Dan kesetiaan itu bisa berkembang, meningkat, tahan uji dan semakin luar biasa. Mungkin setelah lulus dari ujian kesetiaan itu kita dapat gelar SLB, Setia Luar Biasa.
Dan ketika bertemu dengan Tuhan,
Tuhan berkata, "Baik sekali perbuatanmu itu, hai hambaku yang baik dan setia, engkau telah setia dalam perkara kecil, aku akan memberikan kepadamu tanggung jawab dalam perkara yang besar. Masuklah dan turutlah dalam kebahagiaan tuanmu."
Nah, tentu dari situ saya paham bahwa upah bagi orang yang setia adalah tanggung jawab yang lebih besar. Bukan gaji yang lebih banyak, harta yang lebih banyak dan segala macamnya itu untuk difoya-foyakan. Bukan makanan yang lebih banyak. Tapi tanggung jawab yang lebih besar.
Bila saya kaitkan dengan pertemanan, pacaran dan/atau pernikahan mungkin jadinya seperti ini. Setelah setia dalam pertemanan, mungkin diberikan tanggung jawab untuk setia dalam hal yang lebih besar yaitu pacaran, dan jika setia dalam berpacaran, diberikan tanggung jawab untuk setia dalam hal yang lebih besar lagi, pernikahan. Begitu selanjutnya....
Lho bagaimana kalau saya setia dan dia (si pacar/suami/istri) gak setia?
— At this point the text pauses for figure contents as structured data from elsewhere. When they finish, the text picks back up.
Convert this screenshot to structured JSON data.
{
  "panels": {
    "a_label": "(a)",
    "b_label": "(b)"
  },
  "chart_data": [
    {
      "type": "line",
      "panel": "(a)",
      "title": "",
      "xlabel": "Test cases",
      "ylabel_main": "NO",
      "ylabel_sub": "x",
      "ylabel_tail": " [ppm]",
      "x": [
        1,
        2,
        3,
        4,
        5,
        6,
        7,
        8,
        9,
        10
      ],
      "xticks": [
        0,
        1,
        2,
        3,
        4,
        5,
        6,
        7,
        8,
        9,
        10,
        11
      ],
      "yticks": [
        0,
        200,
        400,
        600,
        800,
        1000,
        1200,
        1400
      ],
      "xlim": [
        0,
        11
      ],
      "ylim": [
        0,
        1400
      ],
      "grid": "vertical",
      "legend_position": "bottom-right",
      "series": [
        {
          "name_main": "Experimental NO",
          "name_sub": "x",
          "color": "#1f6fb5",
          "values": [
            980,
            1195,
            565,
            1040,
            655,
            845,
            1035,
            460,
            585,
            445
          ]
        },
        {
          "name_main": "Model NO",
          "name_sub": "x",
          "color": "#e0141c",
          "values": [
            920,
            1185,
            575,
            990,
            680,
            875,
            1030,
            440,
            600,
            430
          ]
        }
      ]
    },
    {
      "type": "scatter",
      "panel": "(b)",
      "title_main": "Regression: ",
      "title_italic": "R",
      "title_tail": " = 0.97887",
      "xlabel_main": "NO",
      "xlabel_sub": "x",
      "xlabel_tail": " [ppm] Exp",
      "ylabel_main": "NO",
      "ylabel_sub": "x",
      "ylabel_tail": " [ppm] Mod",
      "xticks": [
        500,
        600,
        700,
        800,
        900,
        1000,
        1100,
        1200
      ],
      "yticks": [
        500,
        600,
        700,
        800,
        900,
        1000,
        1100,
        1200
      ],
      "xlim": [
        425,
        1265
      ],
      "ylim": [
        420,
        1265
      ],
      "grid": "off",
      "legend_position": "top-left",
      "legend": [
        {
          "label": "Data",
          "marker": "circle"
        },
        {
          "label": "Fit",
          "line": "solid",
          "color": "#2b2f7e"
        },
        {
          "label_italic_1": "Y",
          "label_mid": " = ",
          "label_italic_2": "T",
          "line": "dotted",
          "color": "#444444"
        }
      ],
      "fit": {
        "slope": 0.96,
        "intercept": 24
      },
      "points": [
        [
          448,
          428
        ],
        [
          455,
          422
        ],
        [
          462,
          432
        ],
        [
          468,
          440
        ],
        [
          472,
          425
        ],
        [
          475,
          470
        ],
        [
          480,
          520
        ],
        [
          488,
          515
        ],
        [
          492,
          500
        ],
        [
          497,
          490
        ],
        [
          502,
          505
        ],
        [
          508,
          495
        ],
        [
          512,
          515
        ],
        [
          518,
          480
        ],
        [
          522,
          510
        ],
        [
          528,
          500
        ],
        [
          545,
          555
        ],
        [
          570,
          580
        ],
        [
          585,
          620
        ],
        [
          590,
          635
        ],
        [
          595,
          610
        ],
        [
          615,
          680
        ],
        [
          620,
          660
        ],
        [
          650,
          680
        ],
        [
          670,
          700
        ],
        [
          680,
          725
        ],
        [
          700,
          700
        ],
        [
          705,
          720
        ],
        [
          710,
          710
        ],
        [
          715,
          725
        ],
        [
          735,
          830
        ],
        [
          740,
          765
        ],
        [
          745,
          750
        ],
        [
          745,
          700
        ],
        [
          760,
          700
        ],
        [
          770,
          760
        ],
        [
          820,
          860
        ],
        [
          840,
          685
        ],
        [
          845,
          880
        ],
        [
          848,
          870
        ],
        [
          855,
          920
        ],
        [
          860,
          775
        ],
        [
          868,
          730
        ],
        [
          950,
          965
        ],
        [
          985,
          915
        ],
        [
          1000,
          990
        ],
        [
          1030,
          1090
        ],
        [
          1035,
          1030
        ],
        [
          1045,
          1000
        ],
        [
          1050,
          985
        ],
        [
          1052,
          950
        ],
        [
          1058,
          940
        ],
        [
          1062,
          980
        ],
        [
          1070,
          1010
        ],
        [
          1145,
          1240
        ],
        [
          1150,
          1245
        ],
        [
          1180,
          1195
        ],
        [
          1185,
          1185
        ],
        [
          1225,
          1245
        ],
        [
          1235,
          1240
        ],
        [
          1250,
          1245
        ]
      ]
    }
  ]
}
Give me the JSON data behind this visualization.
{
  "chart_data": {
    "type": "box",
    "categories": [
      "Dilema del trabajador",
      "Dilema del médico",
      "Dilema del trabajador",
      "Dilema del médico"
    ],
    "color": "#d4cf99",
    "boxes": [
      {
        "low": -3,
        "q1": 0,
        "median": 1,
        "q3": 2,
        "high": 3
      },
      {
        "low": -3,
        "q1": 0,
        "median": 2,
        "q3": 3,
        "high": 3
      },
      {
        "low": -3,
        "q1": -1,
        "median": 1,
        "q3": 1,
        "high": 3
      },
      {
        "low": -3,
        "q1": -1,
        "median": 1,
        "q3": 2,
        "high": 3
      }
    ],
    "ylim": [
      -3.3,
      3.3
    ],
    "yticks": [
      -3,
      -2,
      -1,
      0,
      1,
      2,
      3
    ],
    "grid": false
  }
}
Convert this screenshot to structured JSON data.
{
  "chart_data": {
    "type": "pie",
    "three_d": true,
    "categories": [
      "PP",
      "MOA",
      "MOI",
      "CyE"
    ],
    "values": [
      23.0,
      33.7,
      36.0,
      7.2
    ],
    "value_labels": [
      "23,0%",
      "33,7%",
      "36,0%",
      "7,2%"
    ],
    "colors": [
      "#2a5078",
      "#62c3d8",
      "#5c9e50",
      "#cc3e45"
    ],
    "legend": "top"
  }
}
Ini sebenarnya pertanyaan yang manusiawi. Jika kita setia, tentu sadar atau tidak sadar, kitapun berharap orang lain itu setia. Ini juga harapan yang sangat berperikemanusiaan. Namun agak tidak manusiawi lagi kalau kita mempertanyakan kesetiaan orang lain. Kembali ke quote Bunda Teresa lagi, bagi dia, "...pada akhirnya itu urusan antara dia dengan Tuhan..!" Bukan urusan saya, jadi saya juga tentu tidak berhak menghakimi seseorang itu setia atau tidak, dan tidak berhak menuntut dia setia karena saya sudah setia, apalagi menuntut dia setia sedangkan saya tidak setia.
Anggap saja setia adalah menunaikan kewajiban, dan atas kewajiban itu kita dapat upah. Fokuslah pada penunaian kewajiban itu, jangan pada upahnya. Karena upah itu urusan BELIAU yang menganugerahkan kewajiban untuk setia bagi kita.
NB: Ini adalah pendapat dan pemahaman banditiah saya tentang kesetiaan. Kawan tak harus setuju atau tidak setuju, karena kesetiaan saya tidak butuh persetujuanmu Kawan. Dan kesetiaanmu juga tidak butuh persetujuan saya, karena pada akhirnya kesetiaanmu adalah urusan antara.....
Hitam Putih by Ada Band sembari melantun...
7 comments:
Jadi siapa yg tidak setia nih Bang... hehehe
Gek: Tentu seperti yg saya bilang tadi, saya tidak berhak menghakimi atau menuduh orang lain yang gak setia, yang penting saya menunaikan kewajiban saya untuk setia.... heheheh, klo saya dengan Ross, akh, saya hanya bisa tersenyum penuh syukur.... hehehe
Sesenang apapun orang yang sedang tidak setia itu sejatinya ia sedang merasa tersiksa, karena jauh dalam hatinya ia tahu sedang berbuat salah.
Jadi sebenarnya sifat dasar manusia itu memang setia. Kalau ada yang tidak, berarti ia justru sedang mengkhianati esensi dirinya sendiri :)
Setuju komentar Yomamen di atas, jika kita melakukan tindakan salah sebenarnya hati terdalam kita merasa dan melakukan complain, ada bbrp org yg mendengar bisikan hatinya lalu memperbaiki diri.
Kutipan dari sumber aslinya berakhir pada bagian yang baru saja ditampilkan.